We put up a temporary paddock on a chunk of our back yard and hayfield, and I brought my horses home.
Where I can look out my kitchen window and see them graze. Where I can step out to the back yard and holler at them and wave and they look up and nicker at me. Home.
After the months of negative, hateful, deceitful, conniving, malicious behavior that added up to pushing us out, I was finally able to breathe again; think again; plan, hope, dream, and feel somewhat normal - instead of judged, demonized, hated, smeared, and cheapened.

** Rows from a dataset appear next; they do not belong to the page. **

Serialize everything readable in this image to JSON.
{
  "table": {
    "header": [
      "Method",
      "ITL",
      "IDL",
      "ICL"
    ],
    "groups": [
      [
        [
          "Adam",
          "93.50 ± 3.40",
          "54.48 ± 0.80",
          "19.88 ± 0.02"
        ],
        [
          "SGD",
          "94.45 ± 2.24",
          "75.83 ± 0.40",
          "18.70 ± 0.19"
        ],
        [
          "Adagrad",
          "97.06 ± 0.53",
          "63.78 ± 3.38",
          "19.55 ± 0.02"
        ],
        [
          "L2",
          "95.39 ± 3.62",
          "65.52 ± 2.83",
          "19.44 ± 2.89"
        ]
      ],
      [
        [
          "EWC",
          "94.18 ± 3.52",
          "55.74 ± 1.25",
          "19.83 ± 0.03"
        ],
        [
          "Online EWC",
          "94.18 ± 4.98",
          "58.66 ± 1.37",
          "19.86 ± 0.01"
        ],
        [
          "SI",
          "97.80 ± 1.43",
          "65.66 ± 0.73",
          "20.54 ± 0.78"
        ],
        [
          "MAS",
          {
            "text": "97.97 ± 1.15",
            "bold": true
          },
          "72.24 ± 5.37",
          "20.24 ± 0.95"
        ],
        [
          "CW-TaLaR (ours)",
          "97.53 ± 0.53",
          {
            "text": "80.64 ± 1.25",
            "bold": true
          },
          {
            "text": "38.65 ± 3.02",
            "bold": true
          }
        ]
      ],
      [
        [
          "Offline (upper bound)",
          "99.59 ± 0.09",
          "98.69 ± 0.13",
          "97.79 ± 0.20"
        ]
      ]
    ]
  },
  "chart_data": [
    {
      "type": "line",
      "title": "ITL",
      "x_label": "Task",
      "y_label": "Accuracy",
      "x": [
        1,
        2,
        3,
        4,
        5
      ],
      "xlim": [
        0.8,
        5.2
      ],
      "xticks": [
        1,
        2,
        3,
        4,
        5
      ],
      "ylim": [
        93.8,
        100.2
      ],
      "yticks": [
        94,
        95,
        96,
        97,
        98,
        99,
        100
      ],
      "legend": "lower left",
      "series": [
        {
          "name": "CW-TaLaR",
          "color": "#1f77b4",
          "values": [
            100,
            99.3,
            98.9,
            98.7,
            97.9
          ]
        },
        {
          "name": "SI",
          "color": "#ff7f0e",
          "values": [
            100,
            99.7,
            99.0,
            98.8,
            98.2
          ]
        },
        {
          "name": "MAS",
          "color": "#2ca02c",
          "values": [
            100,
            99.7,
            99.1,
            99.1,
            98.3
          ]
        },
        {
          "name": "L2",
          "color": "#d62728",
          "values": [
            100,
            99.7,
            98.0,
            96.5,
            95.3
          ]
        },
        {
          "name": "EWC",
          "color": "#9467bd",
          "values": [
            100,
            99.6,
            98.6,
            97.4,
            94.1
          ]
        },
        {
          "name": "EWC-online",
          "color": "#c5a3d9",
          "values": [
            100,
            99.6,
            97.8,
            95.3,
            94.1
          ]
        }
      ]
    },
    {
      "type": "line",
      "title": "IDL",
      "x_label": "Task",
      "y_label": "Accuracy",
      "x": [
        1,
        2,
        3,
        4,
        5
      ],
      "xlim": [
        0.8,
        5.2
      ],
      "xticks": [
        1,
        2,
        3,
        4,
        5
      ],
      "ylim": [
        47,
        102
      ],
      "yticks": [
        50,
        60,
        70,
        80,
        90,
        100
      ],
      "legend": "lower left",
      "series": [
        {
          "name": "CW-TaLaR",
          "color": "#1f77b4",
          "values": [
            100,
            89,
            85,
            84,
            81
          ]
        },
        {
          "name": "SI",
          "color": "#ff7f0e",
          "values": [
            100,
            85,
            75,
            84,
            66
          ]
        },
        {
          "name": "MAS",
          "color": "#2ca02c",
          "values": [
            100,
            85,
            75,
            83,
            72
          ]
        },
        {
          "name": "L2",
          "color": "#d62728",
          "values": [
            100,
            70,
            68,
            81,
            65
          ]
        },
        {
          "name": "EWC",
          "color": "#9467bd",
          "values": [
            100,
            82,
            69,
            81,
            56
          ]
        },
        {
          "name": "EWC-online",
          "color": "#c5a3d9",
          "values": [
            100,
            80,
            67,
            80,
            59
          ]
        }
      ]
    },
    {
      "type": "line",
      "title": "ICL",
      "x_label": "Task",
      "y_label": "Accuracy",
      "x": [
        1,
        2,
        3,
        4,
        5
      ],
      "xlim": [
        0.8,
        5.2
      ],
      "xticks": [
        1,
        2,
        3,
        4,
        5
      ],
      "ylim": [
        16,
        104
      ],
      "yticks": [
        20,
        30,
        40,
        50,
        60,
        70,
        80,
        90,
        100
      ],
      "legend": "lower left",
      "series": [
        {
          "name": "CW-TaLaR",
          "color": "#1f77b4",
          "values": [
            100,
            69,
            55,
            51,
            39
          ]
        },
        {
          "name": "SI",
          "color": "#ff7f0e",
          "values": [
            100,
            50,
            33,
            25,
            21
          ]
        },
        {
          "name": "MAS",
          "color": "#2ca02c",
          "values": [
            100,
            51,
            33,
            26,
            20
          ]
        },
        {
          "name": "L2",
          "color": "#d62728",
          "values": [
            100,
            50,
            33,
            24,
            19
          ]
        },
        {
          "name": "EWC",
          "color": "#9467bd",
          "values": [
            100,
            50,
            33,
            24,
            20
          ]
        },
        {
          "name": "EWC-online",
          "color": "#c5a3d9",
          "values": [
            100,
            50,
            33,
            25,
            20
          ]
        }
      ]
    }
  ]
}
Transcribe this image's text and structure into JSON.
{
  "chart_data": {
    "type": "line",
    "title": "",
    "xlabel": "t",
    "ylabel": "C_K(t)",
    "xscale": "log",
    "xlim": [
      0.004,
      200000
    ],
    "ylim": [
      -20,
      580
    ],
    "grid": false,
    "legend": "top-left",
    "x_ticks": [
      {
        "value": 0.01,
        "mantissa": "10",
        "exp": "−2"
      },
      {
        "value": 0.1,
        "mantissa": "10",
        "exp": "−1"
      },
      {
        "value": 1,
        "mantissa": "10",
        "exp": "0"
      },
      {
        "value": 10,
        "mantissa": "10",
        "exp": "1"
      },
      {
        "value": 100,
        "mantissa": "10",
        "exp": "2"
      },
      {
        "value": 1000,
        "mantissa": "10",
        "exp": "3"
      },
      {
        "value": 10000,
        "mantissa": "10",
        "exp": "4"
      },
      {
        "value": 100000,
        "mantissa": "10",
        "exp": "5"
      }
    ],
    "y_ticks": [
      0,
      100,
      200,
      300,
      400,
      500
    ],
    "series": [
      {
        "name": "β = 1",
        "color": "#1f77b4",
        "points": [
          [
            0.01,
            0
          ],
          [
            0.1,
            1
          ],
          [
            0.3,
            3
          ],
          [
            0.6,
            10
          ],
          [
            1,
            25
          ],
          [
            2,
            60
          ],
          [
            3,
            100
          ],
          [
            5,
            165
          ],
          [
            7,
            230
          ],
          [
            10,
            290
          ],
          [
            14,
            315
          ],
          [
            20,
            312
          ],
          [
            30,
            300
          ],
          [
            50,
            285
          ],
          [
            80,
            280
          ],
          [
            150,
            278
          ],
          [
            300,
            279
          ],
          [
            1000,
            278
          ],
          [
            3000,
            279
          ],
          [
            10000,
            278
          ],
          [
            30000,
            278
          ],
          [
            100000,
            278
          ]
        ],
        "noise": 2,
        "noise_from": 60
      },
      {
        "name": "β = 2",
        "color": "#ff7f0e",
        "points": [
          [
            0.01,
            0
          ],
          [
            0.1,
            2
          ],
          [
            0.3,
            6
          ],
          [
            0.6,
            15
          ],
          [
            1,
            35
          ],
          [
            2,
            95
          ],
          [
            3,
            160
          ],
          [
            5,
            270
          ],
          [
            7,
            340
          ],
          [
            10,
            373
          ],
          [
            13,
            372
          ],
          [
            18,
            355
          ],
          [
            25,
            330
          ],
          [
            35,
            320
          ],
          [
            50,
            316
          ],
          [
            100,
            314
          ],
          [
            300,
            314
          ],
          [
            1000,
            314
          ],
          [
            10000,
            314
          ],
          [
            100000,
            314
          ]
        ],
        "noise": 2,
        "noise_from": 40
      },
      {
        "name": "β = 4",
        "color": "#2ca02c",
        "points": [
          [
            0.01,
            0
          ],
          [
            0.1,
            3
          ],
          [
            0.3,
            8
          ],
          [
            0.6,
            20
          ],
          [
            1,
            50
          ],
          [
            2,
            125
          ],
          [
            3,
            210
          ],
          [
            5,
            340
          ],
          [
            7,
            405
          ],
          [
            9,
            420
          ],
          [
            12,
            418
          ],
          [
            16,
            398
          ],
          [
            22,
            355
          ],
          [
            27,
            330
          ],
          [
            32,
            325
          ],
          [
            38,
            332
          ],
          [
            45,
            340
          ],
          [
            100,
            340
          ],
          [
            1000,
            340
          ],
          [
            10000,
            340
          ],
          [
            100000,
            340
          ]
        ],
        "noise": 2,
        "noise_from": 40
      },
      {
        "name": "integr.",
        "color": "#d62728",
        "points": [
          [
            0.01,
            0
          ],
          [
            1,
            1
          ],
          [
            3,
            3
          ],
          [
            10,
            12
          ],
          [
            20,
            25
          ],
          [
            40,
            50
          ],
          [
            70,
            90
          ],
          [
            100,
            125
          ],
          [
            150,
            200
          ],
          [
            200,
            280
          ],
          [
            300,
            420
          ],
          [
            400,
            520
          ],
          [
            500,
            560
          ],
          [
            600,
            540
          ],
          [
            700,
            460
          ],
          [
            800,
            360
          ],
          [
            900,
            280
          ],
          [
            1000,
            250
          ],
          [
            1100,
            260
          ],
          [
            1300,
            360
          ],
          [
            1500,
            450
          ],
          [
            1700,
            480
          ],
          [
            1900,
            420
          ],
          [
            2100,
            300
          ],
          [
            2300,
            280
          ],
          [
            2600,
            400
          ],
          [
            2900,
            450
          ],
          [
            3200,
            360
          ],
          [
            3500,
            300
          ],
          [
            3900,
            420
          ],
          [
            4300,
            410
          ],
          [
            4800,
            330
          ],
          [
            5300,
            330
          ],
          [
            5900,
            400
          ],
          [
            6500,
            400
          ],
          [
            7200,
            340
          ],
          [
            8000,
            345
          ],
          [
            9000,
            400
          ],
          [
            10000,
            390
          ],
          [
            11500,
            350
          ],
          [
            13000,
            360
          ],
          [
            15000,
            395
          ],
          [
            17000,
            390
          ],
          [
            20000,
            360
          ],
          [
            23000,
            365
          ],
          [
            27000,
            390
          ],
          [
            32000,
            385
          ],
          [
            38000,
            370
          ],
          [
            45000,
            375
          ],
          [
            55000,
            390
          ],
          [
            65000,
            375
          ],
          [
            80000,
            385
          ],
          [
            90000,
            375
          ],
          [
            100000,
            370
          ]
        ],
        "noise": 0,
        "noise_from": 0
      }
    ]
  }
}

We had our day in court, and our excellent attorney was able to get the charge against Kevin totally dropped - because it was an utter misconstrued lie. We didn't even pay any fines or court costs. It was totally erased.
So here was are at home with our horses - not as grand as the Milton barn, but 100 times better because it's home and it's ours and nobody can spy on us, or push us around anymore.
I will share more in the coming days. Getting everything "out" and off my chest helps me get it behind me. Thank you for reading. But even if nobody reads this; it's mainly about me being able to get it out. Readers are a bonus. So if you're still here - thank you. :)
Photos: Leveling the spot for the new equipment shed, putting in fence posts, and my babies at home in their new "temporary" paddock. All of this was August 2015.